"There and here and here and there/ Funny things are everywhere!" (Dr. Seuss)
Today I spent a rather blustery day wandering around London. The torrential rain of the past few days has ended but it is extremely windy, especially on the South Bank (and yes, even by Saskatchewan standards). I had to meet a person from Cardiff at
Paddington Station at 9:30 a.m. and following our brief rendezvous I used the old train station to try to learn the finer manual points of my new
Nikon D60 SLR Digital camera (which I splurged on last week). I took loads and load of pictures of every angle of Paddington and by the end was beginning to feel like I at least have a round-about understanding of how to work the aperture and shutter speed.
Feeling buoyed by my technical prowess I wandered down to the South Bank to take in the London Aquarium. I hate zoos. The odd time I've wandered into one I spend my time feeling sorry for the caged animals. Though not put off I have always been fairly ambivalent about aquariums until I saw the movie
Closer
a few weeks ago. Starring Jude Law, Natalie Portman, Julia Robert and Clive Owen and based on an award-winning play it sounds like a good movie, but sadly it is not. The characters are mostly hateful and stupid and throughout the two hours of the film you get to (painfully) watch them do horrible things to one another. And not in a good Academy Award winning way. So don't waste two hours of your life watching
Closer...
The connection between
Closer and my fish adventure today is that there is a rather lovely scene in the movie (one of the very few) where Julia Roberts' character is sitting in the
London Aquarium watching the fish. It is deep blue and dim and relaxing and I really, really wanted to go after seeing the film. And today I did!

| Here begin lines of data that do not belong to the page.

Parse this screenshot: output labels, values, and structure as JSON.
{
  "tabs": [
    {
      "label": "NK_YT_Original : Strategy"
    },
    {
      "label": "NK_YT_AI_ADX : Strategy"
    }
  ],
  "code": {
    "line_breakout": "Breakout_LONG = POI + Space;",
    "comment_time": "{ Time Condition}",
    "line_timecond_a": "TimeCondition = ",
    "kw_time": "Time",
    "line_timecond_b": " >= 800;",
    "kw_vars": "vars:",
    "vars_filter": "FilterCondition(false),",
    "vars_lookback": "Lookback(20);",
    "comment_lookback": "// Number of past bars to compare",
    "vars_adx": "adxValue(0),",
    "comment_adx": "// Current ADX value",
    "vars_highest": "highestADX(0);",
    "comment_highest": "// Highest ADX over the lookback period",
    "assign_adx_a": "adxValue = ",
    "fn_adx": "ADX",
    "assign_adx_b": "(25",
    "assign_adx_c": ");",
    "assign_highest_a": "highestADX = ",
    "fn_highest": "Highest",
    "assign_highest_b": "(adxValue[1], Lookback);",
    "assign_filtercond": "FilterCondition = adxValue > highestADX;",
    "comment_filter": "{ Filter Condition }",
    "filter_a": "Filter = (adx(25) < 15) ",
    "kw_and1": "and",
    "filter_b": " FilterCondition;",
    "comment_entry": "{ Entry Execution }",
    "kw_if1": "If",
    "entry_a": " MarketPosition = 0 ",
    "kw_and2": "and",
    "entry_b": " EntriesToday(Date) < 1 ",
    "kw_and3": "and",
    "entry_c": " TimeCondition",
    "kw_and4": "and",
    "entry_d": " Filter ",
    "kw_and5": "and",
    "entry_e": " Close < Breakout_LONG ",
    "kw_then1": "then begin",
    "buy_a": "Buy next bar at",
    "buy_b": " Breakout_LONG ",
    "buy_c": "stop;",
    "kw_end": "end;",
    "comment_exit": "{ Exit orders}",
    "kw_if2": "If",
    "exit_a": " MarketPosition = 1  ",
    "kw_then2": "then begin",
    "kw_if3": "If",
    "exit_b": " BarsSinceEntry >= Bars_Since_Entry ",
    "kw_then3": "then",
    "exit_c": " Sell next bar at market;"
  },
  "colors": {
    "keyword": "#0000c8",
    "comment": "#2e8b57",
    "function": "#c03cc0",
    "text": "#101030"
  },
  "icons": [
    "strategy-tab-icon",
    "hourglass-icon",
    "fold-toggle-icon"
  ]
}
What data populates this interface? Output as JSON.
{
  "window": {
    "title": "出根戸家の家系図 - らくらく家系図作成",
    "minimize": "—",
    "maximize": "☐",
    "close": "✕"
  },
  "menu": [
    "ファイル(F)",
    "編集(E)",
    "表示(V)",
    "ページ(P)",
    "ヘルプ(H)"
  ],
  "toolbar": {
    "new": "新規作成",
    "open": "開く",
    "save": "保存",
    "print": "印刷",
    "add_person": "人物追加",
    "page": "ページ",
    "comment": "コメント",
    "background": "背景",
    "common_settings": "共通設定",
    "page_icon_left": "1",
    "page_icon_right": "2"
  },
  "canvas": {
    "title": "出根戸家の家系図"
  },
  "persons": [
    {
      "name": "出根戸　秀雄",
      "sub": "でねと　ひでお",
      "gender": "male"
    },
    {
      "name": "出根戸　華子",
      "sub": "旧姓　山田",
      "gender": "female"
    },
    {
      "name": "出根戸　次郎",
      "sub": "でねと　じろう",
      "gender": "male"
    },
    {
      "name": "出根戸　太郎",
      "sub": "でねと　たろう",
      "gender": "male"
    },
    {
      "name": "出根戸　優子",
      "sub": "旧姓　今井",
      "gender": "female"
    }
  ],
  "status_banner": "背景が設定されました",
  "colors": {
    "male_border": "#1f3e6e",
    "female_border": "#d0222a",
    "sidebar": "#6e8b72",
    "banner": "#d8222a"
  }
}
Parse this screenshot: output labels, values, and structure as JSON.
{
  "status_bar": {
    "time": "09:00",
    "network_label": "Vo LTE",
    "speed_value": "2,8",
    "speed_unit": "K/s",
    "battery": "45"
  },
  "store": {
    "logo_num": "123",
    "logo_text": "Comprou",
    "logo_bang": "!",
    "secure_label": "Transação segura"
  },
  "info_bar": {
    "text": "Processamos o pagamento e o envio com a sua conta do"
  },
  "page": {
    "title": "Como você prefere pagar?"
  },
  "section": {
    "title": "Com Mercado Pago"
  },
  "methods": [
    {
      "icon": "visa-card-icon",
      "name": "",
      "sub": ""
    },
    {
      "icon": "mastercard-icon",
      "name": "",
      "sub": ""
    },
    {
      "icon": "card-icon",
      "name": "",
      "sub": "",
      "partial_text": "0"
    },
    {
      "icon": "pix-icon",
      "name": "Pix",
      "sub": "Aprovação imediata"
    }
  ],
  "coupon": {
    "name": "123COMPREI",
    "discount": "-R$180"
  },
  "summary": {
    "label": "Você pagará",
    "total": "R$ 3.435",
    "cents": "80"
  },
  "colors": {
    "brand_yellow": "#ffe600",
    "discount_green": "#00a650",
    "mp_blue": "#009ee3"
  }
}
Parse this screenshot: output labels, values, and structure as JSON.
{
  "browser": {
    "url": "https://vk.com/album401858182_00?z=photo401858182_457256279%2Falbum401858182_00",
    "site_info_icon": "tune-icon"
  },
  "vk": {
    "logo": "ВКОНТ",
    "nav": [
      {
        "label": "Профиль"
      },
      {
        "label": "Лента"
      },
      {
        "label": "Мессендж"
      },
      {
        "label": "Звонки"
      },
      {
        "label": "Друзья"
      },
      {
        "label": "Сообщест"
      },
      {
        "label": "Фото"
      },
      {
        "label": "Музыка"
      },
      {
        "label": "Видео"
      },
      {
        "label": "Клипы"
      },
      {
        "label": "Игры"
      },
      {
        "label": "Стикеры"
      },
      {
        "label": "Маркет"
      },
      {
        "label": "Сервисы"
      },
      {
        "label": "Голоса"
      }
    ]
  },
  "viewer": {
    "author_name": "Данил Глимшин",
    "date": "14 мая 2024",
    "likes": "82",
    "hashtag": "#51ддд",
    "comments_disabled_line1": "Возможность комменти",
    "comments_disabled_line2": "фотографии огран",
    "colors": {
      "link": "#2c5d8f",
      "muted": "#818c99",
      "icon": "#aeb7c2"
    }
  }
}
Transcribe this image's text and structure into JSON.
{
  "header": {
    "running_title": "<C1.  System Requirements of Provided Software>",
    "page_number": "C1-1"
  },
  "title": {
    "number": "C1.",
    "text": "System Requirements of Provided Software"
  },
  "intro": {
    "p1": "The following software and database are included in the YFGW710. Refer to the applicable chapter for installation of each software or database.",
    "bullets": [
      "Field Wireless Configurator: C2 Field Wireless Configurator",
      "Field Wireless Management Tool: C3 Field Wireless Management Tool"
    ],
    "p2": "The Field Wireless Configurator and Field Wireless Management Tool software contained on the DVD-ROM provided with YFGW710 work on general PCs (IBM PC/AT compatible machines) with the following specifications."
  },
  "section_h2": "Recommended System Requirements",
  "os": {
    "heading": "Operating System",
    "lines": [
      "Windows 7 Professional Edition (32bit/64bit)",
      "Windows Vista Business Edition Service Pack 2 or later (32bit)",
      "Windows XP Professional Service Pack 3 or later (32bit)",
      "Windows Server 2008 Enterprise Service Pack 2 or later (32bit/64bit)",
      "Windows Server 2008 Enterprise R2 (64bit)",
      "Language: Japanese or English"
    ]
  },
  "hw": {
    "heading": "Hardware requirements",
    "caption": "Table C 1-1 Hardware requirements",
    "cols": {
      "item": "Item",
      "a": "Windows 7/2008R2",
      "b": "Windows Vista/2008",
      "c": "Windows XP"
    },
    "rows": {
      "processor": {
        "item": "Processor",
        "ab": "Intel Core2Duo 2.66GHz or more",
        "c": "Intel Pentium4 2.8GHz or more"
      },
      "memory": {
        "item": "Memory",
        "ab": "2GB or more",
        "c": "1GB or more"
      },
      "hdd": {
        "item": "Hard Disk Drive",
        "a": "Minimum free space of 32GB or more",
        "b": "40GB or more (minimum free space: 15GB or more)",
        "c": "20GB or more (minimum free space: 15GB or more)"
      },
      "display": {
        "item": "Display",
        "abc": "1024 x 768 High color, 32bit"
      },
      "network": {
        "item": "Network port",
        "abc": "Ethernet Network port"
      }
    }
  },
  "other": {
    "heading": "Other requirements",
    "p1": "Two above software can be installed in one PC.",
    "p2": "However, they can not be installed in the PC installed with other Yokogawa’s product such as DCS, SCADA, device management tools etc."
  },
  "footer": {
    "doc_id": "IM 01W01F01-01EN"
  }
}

Like a lot of things in a city as old as London, the Aquarium is a little more ramshackle than I expected. Many of the tanks are a little dirty, the water a little bit cloudy... But the main event -- the display featured in
Closer -- where the sharks live is amazing and well worth the visit. Sitting in the quiet blue room, watching the fish float, it is easy to feel underwater or at least to want to be swimming (not with the sharks, mind). It was really, really lovely. The catch is that a lot of this would be lost in a crowd so the key is to go at strange times (I was there fairly early in the morning) and off-season. The trade-off was having my hair blown into tangles by the crazy wind bouncing off the Thames.
I took pictures all day today and once I am back in Cardiff on the weekend I'll upload them and post some here and on Flickr. My calves and arches ache but there is something really romantic about spending an afternoon wandering around a city like London on your own. I highly recommend it.